Speaker
Description
In this talk we focus on the numerical solution of large-scale symmetric positive definite matrix equations of the form $A_1XB_1^\top + A_2XB_2^\top + \dots + A_\ell X B_\ell^\top = F$, which arise from discretized partial differential equations and control problems. These equations frequently admit low-rank approximations of the solution $X$, particularly when the right-hand side matrix $F$ has low rank. For cases where $\ell \leq 2$, effective low-rank solvers have been developed, including Alternating Direction Implicit (ADI) methods for Lyapunov and Sylvester equations. For $\ell > 2$, several existing methods try to approach $X$ through combining a classical iterative method, such as the conjugate gradient (CG) method, with low-rank truncation. In this talk, we consider a more direct approach that approximates $X$ on manifolds of fixed-rank matrices through Riemannian nonlinear CG. A significant challenge is the integration of effective preconditioners into this first-order Riemannian optimization method.
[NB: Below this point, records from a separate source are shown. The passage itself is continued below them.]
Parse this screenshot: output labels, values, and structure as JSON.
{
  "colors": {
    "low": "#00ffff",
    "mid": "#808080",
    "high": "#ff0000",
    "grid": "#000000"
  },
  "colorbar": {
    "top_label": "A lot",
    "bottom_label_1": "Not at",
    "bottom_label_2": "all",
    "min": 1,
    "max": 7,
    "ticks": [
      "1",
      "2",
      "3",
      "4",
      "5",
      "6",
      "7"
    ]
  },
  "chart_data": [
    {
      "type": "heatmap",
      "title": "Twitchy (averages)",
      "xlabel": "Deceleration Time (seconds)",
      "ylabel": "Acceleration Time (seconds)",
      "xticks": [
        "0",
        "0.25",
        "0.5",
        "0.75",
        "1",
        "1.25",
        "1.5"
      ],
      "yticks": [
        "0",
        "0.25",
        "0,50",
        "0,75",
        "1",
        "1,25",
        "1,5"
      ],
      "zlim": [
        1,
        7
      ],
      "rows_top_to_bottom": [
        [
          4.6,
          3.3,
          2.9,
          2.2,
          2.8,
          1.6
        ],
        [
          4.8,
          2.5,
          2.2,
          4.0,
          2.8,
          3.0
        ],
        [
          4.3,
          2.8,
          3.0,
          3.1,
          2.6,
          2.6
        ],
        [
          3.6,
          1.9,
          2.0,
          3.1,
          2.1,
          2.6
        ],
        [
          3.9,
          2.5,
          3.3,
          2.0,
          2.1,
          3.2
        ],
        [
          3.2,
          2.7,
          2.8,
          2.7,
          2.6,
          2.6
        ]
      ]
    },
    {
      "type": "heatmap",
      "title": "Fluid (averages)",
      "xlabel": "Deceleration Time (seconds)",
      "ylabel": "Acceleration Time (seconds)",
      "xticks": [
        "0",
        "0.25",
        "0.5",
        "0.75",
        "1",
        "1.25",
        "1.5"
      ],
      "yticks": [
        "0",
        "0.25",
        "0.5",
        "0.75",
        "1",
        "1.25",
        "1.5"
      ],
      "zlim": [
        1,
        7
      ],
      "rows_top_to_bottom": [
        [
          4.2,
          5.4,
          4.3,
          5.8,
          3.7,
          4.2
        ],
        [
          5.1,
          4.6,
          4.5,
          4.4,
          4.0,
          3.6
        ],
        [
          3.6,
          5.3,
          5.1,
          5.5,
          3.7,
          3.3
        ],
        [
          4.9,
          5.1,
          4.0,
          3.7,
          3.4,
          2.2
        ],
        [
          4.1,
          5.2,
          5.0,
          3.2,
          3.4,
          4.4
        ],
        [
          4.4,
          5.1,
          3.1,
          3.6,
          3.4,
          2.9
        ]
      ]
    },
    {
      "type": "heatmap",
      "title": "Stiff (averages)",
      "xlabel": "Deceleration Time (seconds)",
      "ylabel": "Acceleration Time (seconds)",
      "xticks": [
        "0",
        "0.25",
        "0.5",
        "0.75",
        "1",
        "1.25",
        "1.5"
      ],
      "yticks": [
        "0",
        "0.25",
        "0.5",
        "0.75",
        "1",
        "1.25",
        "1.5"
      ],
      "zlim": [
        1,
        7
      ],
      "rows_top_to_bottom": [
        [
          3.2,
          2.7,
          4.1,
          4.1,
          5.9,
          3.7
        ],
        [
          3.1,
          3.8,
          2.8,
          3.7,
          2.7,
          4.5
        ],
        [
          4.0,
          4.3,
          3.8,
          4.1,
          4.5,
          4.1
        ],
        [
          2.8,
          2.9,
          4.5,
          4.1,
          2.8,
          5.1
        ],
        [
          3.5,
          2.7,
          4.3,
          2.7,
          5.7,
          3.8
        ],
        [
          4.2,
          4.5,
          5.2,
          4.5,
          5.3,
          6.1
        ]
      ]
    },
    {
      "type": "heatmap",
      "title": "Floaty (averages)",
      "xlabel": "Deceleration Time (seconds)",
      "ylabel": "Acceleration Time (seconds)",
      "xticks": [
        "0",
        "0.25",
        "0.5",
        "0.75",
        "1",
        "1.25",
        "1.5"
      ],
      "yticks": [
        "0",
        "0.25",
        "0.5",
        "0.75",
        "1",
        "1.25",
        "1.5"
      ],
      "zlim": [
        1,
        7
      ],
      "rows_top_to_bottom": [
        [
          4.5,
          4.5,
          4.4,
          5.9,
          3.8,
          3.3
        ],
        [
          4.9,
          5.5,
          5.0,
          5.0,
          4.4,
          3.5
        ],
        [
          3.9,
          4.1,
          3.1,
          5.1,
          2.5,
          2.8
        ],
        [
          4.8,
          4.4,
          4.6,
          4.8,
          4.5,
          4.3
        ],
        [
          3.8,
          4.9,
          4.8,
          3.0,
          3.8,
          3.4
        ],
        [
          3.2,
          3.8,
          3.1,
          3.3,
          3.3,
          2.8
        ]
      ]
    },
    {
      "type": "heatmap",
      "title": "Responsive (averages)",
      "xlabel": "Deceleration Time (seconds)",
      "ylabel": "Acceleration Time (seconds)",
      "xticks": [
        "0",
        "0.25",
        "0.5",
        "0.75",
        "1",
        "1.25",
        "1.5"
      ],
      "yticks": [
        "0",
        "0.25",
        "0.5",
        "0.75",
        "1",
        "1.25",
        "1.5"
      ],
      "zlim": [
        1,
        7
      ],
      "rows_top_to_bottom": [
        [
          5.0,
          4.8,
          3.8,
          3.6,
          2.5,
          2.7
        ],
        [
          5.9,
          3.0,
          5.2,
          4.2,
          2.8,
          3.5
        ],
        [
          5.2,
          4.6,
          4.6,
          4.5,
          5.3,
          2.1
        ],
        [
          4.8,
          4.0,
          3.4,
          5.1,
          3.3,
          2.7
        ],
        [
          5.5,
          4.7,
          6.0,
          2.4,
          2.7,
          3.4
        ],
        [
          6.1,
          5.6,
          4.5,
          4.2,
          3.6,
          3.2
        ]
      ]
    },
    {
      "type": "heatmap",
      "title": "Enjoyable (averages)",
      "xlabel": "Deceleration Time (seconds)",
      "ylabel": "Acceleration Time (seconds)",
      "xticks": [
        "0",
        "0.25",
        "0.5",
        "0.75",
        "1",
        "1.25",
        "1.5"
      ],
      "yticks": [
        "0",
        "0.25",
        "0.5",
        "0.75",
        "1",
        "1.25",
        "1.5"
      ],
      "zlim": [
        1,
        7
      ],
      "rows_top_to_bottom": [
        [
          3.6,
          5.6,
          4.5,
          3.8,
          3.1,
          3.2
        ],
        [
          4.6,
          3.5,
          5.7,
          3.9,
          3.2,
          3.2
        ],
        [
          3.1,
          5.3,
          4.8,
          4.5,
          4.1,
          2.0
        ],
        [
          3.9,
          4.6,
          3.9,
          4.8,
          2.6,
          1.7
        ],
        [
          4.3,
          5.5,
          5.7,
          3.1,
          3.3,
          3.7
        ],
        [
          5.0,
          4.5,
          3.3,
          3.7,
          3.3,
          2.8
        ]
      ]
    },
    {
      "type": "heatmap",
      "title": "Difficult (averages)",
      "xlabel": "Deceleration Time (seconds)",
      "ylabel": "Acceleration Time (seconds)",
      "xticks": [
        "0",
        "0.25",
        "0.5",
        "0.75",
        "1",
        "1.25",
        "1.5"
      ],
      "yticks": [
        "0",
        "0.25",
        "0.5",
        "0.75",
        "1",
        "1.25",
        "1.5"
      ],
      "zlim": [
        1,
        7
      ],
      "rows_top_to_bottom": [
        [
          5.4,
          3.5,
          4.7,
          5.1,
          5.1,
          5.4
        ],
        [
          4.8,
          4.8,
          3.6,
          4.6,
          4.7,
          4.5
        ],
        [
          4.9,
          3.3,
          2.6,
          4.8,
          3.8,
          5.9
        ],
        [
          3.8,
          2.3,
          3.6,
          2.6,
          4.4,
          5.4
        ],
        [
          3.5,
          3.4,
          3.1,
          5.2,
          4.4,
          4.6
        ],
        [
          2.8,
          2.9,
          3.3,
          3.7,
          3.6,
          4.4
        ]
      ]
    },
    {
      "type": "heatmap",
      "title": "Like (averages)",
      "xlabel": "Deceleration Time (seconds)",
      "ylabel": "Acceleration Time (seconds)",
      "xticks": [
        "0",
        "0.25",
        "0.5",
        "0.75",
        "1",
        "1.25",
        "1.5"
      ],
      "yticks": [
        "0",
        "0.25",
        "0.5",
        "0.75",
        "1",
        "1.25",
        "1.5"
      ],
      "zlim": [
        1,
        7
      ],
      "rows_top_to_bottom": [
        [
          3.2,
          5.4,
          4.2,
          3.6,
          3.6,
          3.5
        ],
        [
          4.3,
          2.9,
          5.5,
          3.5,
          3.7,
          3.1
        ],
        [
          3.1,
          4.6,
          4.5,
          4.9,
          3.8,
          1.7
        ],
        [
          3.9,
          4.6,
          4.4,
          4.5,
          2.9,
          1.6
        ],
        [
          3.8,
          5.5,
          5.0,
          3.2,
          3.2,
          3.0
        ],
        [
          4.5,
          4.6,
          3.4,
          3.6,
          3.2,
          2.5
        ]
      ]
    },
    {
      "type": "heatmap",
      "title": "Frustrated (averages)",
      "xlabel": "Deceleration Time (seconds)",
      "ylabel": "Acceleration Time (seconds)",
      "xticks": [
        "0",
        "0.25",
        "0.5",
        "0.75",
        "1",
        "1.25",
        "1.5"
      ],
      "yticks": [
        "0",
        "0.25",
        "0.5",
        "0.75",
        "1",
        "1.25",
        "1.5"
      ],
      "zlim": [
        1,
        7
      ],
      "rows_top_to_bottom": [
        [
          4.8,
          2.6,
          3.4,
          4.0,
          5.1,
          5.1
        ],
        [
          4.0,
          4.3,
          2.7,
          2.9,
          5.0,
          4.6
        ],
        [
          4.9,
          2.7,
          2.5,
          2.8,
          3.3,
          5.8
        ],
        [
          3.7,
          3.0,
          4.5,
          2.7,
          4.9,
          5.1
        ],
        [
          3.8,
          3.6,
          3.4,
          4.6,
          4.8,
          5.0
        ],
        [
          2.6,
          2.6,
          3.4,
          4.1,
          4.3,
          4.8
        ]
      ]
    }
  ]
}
We propose novel preconditioning strategies, including a change of metric in the ambient space, preconditioning the Riemannian gradient, and a variant of ADI on the tangent space. Along with a rank adaptation strategy, the proposed method demonstrates competitive performance on a range of representative examples.
References
[1] Ivan Bioli, Daniel Kressner, and Leonardo Robol. Preconditioned Low-Rank Riemannian Optimization for Symmetric Positive Definite Linear Matrix Equations. Aug. 29, 2024. arXiv:2408.16416[math.NA].